An dieser Selbsteinschätzung sind angesichts dessen, was dann kam, gewisse Zweifel erlaubt. Andererseits auch wieder nicht, denn wenn schon nicht für Haider, so doch für sich selbst hat Petzner mit der Andeutung seiner "Polit-Bombe" medial deutlich mehr herausgeholt, als sein unter lebhaftem Gefuchtel gerülpstes "Polit-Bömbchen" ermöglicht hätte. Denn auch "Österreich" fiel mit dem Aufmacher "Es wird spannend - Petzner will heute vor Gericht auspacken" auf ihn herein. Es spricht nicht gerade für die Qualität der österreichischen Boulevardpresse, dass der Herausgeber seinen Kommentar zu dem weltbewegenden Ereignis mit den Worten einleitete: "Es spricht nicht gerade für die Qualität der österreichischen Politik, dass der Polit-Clown Stefan Petzner derzeit ihr wichtigster Aufdecker ist". So gesehen, erhebt sich "die Qualität der österreichischen Politik" noch immer deutlich über die der lautesten österreichischen Zeitungen.

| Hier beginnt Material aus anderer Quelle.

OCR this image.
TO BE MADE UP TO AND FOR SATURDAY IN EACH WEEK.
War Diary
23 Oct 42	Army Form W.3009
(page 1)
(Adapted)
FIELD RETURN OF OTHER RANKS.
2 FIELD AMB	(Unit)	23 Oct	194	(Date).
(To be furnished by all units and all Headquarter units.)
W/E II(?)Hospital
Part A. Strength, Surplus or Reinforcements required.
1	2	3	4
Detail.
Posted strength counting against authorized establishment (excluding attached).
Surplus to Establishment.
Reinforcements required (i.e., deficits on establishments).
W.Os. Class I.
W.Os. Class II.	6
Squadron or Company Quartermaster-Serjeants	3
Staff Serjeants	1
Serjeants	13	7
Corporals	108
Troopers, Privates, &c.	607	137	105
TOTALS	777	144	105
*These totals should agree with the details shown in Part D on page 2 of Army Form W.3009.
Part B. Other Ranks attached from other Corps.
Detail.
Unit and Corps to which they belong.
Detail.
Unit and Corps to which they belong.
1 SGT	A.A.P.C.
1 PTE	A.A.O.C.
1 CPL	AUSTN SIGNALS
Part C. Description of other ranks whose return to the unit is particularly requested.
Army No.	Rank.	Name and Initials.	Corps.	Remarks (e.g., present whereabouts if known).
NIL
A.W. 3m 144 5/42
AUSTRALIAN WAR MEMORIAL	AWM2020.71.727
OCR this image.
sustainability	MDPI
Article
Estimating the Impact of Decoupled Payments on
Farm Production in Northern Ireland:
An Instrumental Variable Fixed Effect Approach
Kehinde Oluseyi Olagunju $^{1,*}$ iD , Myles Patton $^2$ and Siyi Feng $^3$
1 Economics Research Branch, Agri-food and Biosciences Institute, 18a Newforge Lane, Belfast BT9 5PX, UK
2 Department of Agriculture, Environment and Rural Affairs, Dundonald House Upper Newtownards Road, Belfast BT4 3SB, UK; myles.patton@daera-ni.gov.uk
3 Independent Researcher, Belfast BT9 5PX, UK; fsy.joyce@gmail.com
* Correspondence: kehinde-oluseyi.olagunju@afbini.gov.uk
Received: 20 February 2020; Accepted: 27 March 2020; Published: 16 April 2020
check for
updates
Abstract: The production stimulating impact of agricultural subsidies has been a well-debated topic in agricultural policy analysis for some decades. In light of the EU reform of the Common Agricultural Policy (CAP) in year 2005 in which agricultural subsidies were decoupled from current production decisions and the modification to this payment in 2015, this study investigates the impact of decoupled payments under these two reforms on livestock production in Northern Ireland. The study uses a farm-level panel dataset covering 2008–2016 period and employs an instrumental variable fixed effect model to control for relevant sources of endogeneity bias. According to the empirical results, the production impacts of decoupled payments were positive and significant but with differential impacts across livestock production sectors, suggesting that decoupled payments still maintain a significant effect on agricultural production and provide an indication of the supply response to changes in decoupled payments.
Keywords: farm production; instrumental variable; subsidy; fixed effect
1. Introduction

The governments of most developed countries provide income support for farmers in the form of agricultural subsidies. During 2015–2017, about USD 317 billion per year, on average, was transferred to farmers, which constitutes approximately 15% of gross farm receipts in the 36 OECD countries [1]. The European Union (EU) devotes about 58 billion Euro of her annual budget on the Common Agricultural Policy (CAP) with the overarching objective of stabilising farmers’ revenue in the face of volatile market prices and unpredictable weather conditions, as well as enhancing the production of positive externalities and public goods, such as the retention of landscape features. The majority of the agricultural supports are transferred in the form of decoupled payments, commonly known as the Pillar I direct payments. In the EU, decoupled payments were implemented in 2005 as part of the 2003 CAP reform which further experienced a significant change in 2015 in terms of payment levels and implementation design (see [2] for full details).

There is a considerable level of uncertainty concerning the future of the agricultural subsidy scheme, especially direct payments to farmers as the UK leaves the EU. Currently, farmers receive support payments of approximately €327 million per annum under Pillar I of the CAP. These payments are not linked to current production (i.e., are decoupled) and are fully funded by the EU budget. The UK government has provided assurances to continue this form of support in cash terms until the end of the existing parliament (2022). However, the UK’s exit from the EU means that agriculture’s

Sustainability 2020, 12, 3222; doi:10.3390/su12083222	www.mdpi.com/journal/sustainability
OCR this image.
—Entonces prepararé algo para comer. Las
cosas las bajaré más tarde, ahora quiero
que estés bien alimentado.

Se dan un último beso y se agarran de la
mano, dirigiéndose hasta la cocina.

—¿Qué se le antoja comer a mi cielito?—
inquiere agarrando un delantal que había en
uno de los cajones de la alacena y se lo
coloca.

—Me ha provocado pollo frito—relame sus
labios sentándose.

Ob die Fotos von der ästhetische Augenweide Petzner, die sie aus versprochenem Anlass, aber schon vor demselben, ins Blatt rückten, ihre Auflage in die Höhe schnellen ließen, ist nicht bekannt. Wolfgang Fellners Einschätzung, "Petzner war der Hof-Narr der Haider-Mafia" und "Polit-Clown", wird dies mangels Neuigkeitswert auch nicht gelungen sein. Man muss schon ein ziemlicher "Hof-Narr" des Boulevards und Medien-Clown sein, um die Leserinnen und Leser am nächsten Tag neuerlich mit der Schönheit Petzners zu konfrontieren, als man bereits gezwungen war, nicht nur seine Aussage als "Knallfrosch" - wieso eigentlich nicht Knall-Frosch? - zu bewerten, sondern sich von ihm auch noch der falschen Berichterstattung zeihen zu lassen. Auch die "Krone" musste eingestehen: "Petzner Bombe verkommt zum VP-Blindgänger". Da hatte "Österreich" aber schon wieder den Rüssel vorne. "Ich habe nie eine Bombe angekündigt", antwortete Petzner da im Interview einem leicht beleidigten Redakteur, und wörtlich genommen, hatte er damit Recht.
Der Richter, vor dem Petzner neben den Medien auch noch auftrat, brauchte wesentlich kürzer als die Journalisten, die Substanz von Petzners Aussage einzuschätzen. "Sie reden Wischiwaschi", fuhr er den Zeugen laut "Österreich" an, was der Redaktion endlich die Augen öffnete: "Der Auftritt Stefan Petzners vor Richter Manfred Herrnhofer war für viele eine Enttäuschung". Vor allem für jene, die ihm auf den Leim gegangen waren und sein Wischiwaschi prophetisch und sensationsgeil zur "Polit-Bombe" aufgewertet hatten.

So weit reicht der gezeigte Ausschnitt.